The economic recession have been hurting the poor which in a country of 200 million people, would be some 40 million. They resent the government spending of $2 billion for the Olympics and another $8 billion sprucing up Rio de Janeiro, instead of using the money for social projects.

Along the route of the Olympic torch, thousands have demonstrated that it had to be rerouted in some places.

Rampant criminality is the third safety issue in Rio. Due to the gap between the rich and the poor which is highly contrasted in the visibility of the squatter areas, Favelas from the luxurious condominiums of the rich, and the drug trade that covers almost all Latin American cities, thievery, petty crime, and hooliganism is quite rampant in Rio. The hotels will always advise tourists not to walk in the beach at night and in dark places. You are also advised not to wear expensive jewelries and to keep your passport in the hotel safe.

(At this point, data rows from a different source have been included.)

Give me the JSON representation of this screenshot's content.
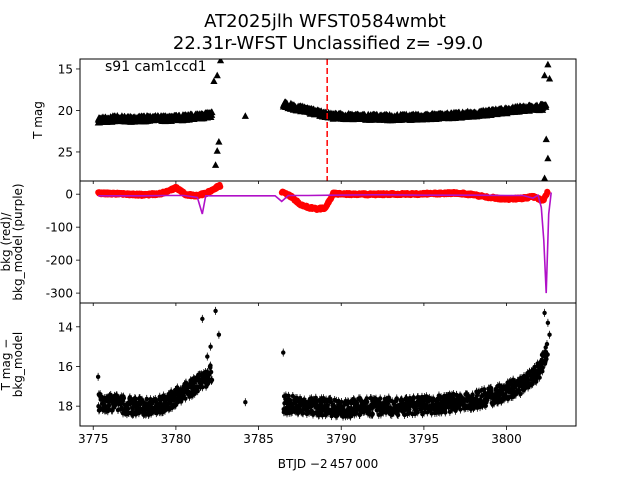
{
  "figure": {
    "title_line1": "AT2025jlh  WFST0584wmbt",
    "title_line2": "22.31r-WFST Unclassified z= -99.0",
    "xlabel": "BTJD −2 457 000"
  },
  "chart_data": [
    {
      "type": "scatter",
      "panel": "top",
      "annotation": "s91 cam1ccd1",
      "ylabel": "T mag",
      "y_inverted": true,
      "ylim": [
        28.5,
        13.8
      ],
      "xlim": [
        3774.2,
        3804.2
      ],
      "yticks": [
        15,
        20,
        25
      ],
      "vline_x": 3789.15,
      "vline_color": "#ff0000",
      "marker_color": "#000000",
      "series": [
        {
          "segments": [
            {
              "x": [
                3775.3,
                3776.5,
                3777.5,
                3778.5,
                3779.5,
                3780.5,
                3781.5,
                3782.2
              ],
              "y": [
                21.2,
                21.0,
                21.1,
                21.0,
                21.0,
                20.9,
                20.7,
                20.5
              ]
            },
            {
              "x": [
                3786.5,
                3787.5,
                3788.5,
                3789.5,
                3791,
                3793,
                3795,
                3797,
                3799,
                3801,
                3802.4
              ],
              "y": [
                19.3,
                19.8,
                20.3,
                20.7,
                20.8,
                20.9,
                20.8,
                20.6,
                20.3,
                19.8,
                19.6
              ]
            }
          ],
          "outliers": [
            {
              "x": 3782.3,
              "y": 16.5
            },
            {
              "x": 3782.5,
              "y": 15.8
            },
            {
              "x": 3782.7,
              "y": 14.0
            },
            {
              "x": 3782.4,
              "y": 26.6
            },
            {
              "x": 3782.5,
              "y": 24.9
            },
            {
              "x": 3782.6,
              "y": 23.8
            },
            {
              "x": 3784.2,
              "y": 20.7
            },
            {
              "x": 3802.3,
              "y": 15.8
            },
            {
              "x": 3802.5,
              "y": 14.5
            },
            {
              "x": 3802.6,
              "y": 16.2
            },
            {
              "x": 3802.4,
              "y": 23.5
            },
            {
              "x": 3802.5,
              "y": 25.8
            },
            {
              "x": 3802.3,
              "y": 28.2
            }
          ]
        }
      ]
    },
    {
      "type": "line",
      "panel": "middle",
      "ylabel": "bkg (red)/\nbkg_model (purple)",
      "ylim": [
        -330,
        40
      ],
      "xlim": [
        3774.2,
        3804.2
      ],
      "yticks": [
        0,
        -100,
        -200,
        -300
      ],
      "series": [
        {
          "color": "#ff0000",
          "points": [
            [
              3775.3,
              3
            ],
            [
              3776,
              2
            ],
            [
              3777,
              0
            ],
            [
              3778,
              -2
            ],
            [
              3779,
              1
            ],
            [
              3779.5,
              8
            ],
            [
              3780,
              20
            ],
            [
              3780.3,
              10
            ],
            [
              3780.6,
              -2
            ],
            [
              3781.2,
              -4
            ],
            [
              3781.8,
              2
            ],
            [
              3782.3,
              15
            ],
            [
              3782.6,
              25
            ],
            [
              3786.5,
              5
            ],
            [
              3787,
              -8
            ],
            [
              3787.5,
              -30
            ],
            [
              3788,
              -40
            ],
            [
              3788.5,
              -45
            ],
            [
              3789,
              -42
            ],
            [
              3789.3,
              -20
            ],
            [
              3789.5,
              2
            ],
            [
              3790.5,
              0
            ],
            [
              3792,
              0
            ],
            [
              3794,
              0
            ],
            [
              3796,
              2
            ],
            [
              3797,
              4
            ],
            [
              3798,
              -2
            ],
            [
              3799,
              -10
            ],
            [
              3800,
              -15
            ],
            [
              3801,
              -12
            ],
            [
              3801.6,
              -8
            ],
            [
              3802.2,
              -20
            ],
            [
              3802.5,
              8
            ]
          ]
        },
        {
          "color": "#b010c8",
          "points": [
            [
              3775.3,
              -5
            ],
            [
              3776.5,
              -5
            ],
            [
              3778,
              -5
            ],
            [
              3779.5,
              -4
            ],
            [
              3780.5,
              -4
            ],
            [
              3781.3,
              -10
            ],
            [
              3781.6,
              -60
            ],
            [
              3781.8,
              -5
            ],
            [
              3782.5,
              -5
            ],
            [
              3783.5,
              -5
            ],
            [
              3785.5,
              -5
            ],
            [
              3786,
              -5
            ],
            [
              3786.4,
              -22
            ],
            [
              3786.8,
              -4
            ],
            [
              3788,
              -4
            ],
            [
              3789.5,
              -3
            ],
            [
              3792,
              -2
            ],
            [
              3795,
              -3
            ],
            [
              3798,
              -3
            ],
            [
              3800,
              -4
            ],
            [
              3801,
              -4
            ],
            [
              3801.6,
              -12
            ],
            [
              3801.9,
              -3
            ],
            [
              3802.1,
              -40
            ],
            [
              3802.25,
              -140
            ],
            [
              3802.4,
              -300
            ],
            [
              3802.55,
              -60
            ],
            [
              3802.7,
              5
            ]
          ]
        }
      ]
    },
    {
      "type": "scatter",
      "panel": "bottom",
      "ylabel": "T mag −\nbkg_model",
      "y_inverted": true,
      "ylim": [
        19.0,
        12.8
      ],
      "xlim": [
        3774.2,
        3804.2
      ],
      "yticks": [
        14,
        16,
        18
      ],
      "xticks": [
        3775,
        3780,
        3785,
        3790,
        3795,
        3800
      ],
      "marker_color": "#000000",
      "series": [
        {
          "segments": [
            {
              "x": [
                3775.3,
                3776.5,
                3777.5,
                3778.5,
                3779.5,
                3780.5,
                3781.3,
                3781.8,
                3782.2
              ],
              "y": [
                17.8,
                17.9,
                18.0,
                18.0,
                17.8,
                17.3,
                16.9,
                16.6,
                16.3
              ]
            },
            {
              "x": [
                3786.5,
                3788,
                3790,
                3792,
                3794,
                3796,
                3798,
                3799.5,
                3801,
                3802,
                3802.5
              ],
              "y": [
                17.9,
                18.0,
                18.1,
                18.0,
                18.0,
                17.9,
                17.7,
                17.4,
                16.9,
                16.2,
                15.0
              ]
            }
          ],
          "outliers": [
            {
              "x": 3781.6,
              "y": 13.6
            },
            {
              "x": 3782.4,
              "y": 13.2
            },
            {
              "x": 3782.1,
              "y": 15.0
            },
            {
              "x": 3781.9,
              "y": 15.5
            },
            {
              "x": 3782.6,
              "y": 14.4
            },
            {
              "x": 3784.2,
              "y": 17.8
            },
            {
              "x": 3802.3,
              "y": 13.3
            },
            {
              "x": 3802.5,
              "y": 13.8
            },
            {
              "x": 3802.6,
              "y": 14.4
            }
          ]
        }
      ]
    }
  ]
}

On the second day of the Olympics some delegations, including from the Philippines, have already complained of thieves, pickpockets, and hold ups.  

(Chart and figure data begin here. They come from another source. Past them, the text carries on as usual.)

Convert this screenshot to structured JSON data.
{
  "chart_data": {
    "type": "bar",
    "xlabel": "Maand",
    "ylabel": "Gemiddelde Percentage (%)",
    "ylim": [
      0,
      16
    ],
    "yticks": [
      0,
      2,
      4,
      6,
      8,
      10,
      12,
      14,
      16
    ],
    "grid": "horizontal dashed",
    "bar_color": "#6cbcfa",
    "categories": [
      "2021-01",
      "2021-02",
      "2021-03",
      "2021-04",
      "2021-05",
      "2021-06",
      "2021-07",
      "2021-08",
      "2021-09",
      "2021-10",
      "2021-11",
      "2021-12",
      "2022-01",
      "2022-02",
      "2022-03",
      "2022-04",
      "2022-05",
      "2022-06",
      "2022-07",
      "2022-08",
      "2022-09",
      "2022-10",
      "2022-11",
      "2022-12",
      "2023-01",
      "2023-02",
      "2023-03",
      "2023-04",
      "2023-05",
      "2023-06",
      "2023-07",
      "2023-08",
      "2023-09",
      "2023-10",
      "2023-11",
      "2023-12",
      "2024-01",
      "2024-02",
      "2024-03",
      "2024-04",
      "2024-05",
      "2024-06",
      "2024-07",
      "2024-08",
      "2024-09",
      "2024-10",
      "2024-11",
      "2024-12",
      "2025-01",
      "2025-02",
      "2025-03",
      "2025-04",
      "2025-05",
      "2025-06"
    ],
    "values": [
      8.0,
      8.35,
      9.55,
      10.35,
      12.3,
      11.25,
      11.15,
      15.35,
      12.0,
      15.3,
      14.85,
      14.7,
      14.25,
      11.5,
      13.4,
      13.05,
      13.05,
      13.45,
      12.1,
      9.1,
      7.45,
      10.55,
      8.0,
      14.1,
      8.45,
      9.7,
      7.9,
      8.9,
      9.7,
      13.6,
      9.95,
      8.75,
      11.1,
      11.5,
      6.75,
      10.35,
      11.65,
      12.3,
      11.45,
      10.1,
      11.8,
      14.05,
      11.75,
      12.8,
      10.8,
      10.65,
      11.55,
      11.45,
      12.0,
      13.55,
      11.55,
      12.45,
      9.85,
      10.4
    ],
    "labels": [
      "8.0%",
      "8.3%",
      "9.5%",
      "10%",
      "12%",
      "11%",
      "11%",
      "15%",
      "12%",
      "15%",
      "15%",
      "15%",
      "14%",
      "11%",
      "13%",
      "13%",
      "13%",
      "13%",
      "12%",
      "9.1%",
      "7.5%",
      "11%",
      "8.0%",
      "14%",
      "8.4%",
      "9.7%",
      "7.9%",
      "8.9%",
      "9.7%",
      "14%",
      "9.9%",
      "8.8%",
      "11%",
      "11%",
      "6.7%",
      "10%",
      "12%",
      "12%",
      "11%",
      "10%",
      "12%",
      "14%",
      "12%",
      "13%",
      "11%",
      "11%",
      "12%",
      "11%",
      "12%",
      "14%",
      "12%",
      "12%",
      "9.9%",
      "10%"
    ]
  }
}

The fourth safety issue in Rio now is potential terrorist activity. The Olympics is always a magnet for terrorist activity due to the number of people and the huge propaganda impact. There are 88,000 policemen and military person assigned to all the Olympic venues, so these should be some comfort. Still it pays to be cautious. This particular safety issue will be out after the end of the Olympics on August 22.

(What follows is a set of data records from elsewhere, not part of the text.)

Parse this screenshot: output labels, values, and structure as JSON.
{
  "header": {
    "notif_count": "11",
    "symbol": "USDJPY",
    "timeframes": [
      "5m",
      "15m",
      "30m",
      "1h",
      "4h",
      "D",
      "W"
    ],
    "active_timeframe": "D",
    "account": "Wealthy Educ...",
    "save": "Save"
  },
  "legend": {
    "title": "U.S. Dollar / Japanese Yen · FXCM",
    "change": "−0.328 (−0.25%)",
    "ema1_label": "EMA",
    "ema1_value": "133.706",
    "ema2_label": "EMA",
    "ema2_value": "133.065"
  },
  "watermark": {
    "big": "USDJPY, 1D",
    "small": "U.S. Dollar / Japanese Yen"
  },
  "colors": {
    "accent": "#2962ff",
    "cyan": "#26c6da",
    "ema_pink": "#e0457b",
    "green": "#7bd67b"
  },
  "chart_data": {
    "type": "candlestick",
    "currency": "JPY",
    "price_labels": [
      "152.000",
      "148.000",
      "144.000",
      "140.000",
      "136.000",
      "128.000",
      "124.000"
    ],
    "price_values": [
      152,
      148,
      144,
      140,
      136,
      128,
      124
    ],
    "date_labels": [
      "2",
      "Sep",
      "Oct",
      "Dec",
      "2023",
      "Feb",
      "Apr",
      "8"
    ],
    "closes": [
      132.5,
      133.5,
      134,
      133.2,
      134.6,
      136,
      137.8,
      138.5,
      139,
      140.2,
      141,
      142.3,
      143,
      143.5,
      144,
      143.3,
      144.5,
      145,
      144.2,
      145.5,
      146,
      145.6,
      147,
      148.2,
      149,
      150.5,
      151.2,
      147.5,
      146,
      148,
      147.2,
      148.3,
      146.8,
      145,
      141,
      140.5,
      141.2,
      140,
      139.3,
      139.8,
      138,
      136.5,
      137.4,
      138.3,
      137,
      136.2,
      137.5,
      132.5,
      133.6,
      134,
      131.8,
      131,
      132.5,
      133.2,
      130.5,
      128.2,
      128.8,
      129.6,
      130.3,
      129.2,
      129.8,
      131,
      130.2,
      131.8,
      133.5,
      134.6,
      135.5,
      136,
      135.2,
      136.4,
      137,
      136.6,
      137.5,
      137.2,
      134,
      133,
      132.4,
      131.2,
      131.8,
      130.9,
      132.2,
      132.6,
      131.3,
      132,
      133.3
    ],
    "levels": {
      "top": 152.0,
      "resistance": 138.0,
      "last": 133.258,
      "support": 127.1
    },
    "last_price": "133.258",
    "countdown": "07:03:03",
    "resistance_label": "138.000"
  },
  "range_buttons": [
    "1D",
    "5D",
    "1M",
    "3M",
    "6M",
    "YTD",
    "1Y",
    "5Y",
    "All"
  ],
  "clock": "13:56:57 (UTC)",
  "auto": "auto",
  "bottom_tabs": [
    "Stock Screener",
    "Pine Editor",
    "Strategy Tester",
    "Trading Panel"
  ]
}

I was in Rio just before the onset of their economic recession and it was only the rampant criminality that was the safety issue. But I felt it was just slightly worse than Manila, Bangkok, or Istanbul. At the moment with the additional issues in Rio, I would say, Rio is now much more dangerous than Manila or Bangkok, and maybe the same as Istanbul with the recent "coup de etat" in Turkey. However, you have to weigh these relative dangers in Rio with the beauty of the place and the people of Rio.

Standing at the top level of the "Christ the Redeemer," you have the most beautiful view of the mountains and the seas of Rio. Gazing at the mosaic glass windows of the Church of Sta. Teresita and taking the cable Tram to the Favelas were fantastic experiences. And of course even just walking in the beaches of Rio is already something.

The Brazilians know how to have fun and enjoy life as I surmise there are easily 400,000 people in the seven-kilometer long beach in Copacabana and Ipanema on a sunny weekend. Then there are the clubs and the party places in Rio.

On the whole I would still want to go back to Rio. Maybe not with children , but if you are a healthy adult, it is quite a place. You just have to be careful and mindful but have lots of fun. For some reason, Filipinos do not need a Visa to go to Brazil. We have a reciprocal diplomatic arrangement with them so that Brazilians do not also need a Visa from the Philippines for a certain number of days stay. 

It is quite a long trip to go to Rio. It is either via Los Angeles, USA or via Frankfurt, Germany. The trip will be easily more than 24 hours including stopovers, but it will be worth it.

I caught the interview of the original "girl from Ipanema on TV" a few days ago, and she is now a 65-year old grandmother. She is still gorgeous, tall, slim, and lovely, but no longer tan. They flashed her picture when she was the 19-year old inspiration of the song, "Girl from Ipanema," and I fully agree that she was extremely beautiful.